Go. The Mass is ended.

Thanks be to God.

Huh? 'It's over at last - what a relief - thank God - I can leave now'? Well, that's one way of looking at it, for a bored and ill-catechised teenager, possibly (to the shame of us adults).

But, no. Hearing these words of dismissal, we should be reminded of Our Lord's final words on the Cross in St John's account: 'It is completed'.

St John's whole Gospel can be summarised, some say, by Jesus's question to His friends, 'And who do you say that I am?' Johann Sebastian Bach's great St John Passion presents this question in some of the most poignant music ever created, and also proposes our answer to it, as the Passion story unfolds.

The pivotal section of this magnificent work by 'theologian Bach' is the aria Es ist vollbracht ('it is completed'). It is spoken (i.e., sung) by a witness to the Crucifixion, and comes immediately after the death of Jesus, or rather after a minute or two of absolute silence from the performers in which the hearer is invited to contemplate what s/he has just 'witnessed'.

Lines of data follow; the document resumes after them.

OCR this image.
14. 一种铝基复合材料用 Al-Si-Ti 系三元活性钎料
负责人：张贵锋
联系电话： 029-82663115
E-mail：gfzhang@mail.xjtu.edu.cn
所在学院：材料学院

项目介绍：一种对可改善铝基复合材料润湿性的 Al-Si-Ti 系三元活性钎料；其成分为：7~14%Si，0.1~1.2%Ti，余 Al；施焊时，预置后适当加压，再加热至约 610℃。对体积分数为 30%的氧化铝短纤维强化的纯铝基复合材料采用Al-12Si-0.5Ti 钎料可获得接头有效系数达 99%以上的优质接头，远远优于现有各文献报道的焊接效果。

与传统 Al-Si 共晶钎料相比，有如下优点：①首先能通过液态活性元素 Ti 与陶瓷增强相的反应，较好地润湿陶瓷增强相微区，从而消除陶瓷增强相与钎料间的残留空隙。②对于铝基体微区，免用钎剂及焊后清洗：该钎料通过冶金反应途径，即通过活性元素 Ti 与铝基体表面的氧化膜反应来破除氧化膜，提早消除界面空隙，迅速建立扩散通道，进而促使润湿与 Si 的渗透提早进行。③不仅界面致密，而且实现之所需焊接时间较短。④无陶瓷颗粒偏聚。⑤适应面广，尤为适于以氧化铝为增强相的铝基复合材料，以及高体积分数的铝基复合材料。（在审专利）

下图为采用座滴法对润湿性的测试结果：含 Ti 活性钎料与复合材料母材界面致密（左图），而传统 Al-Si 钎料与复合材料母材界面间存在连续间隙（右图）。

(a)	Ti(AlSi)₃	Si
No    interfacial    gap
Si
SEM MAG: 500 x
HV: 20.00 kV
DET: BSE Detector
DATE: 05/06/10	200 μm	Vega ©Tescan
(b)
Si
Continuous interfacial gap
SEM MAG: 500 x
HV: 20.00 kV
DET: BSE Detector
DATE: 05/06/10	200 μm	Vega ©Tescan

In the Bach St John Passion, the witness is now pondering so quietly, so wonderingly,
'What is completed? Is it... as He said? Is it possible... that this death - which I have just witnessed - is for me? That this Man's death is unlike any other, and in fact gives the whole world, gives me, eternal life and eternal liberation from sin and its appalling consequences?'
Suddenly, the singer's voice, the voice of the witness by the Cross, recalls to us all the prophesies of all the ages as the voice breaks out confidently in a loud cry of recognition that the hero of Judah would one day come to us, would struggle with the forces of darkness and corruption and would triumph. And then once again, quietness, as realisation confirms in the witness, in us, a new faith that what has happened is indeed the truth as the ancients, and Jesus Himself, had foretold, and that His death, which so seems like failure at first sight, is in fact the promised triumph, the supreme Divine act of redemption which has been longed-for over centuries, believed by the prophets and the ancestors, and is now actually happening. What He promised has come to pass. His work of Redemption is completed. Es ist vollbracht.

In the Mass, time itself falls away and all is now. By the power of the Holy Spirit, we are no longer in time, but in eternity. The Crucifixion of the Lord is present to me now and I am present to the Son of God on His Cross now, as he offers, in pain and suffering and out of love alone, His one eternal sacrifice of His Body and Blood, which is the Mass. At Mass, the Redeemer of the world, the long-promised conquering hero of Judah, is present to me and I am present at the foot of the Cross on which He completes the work of redemption.



At then end of Mass, then, like the witness in Bach's dramatisation of the Passion according to St John, we too recognise and acclaim, 'It is completed'. The Redemption of the world is completed at the completion of the Mass which is the same, one perfect sacrifice.

The only adequate response from our hearts is as we are sent from the church to make Jesus Christ known to the world He has redeemed is, 'Thanks be to God'.

Thy Will be done. Lord, I go from Mass to do Your Will. Thanks be to God.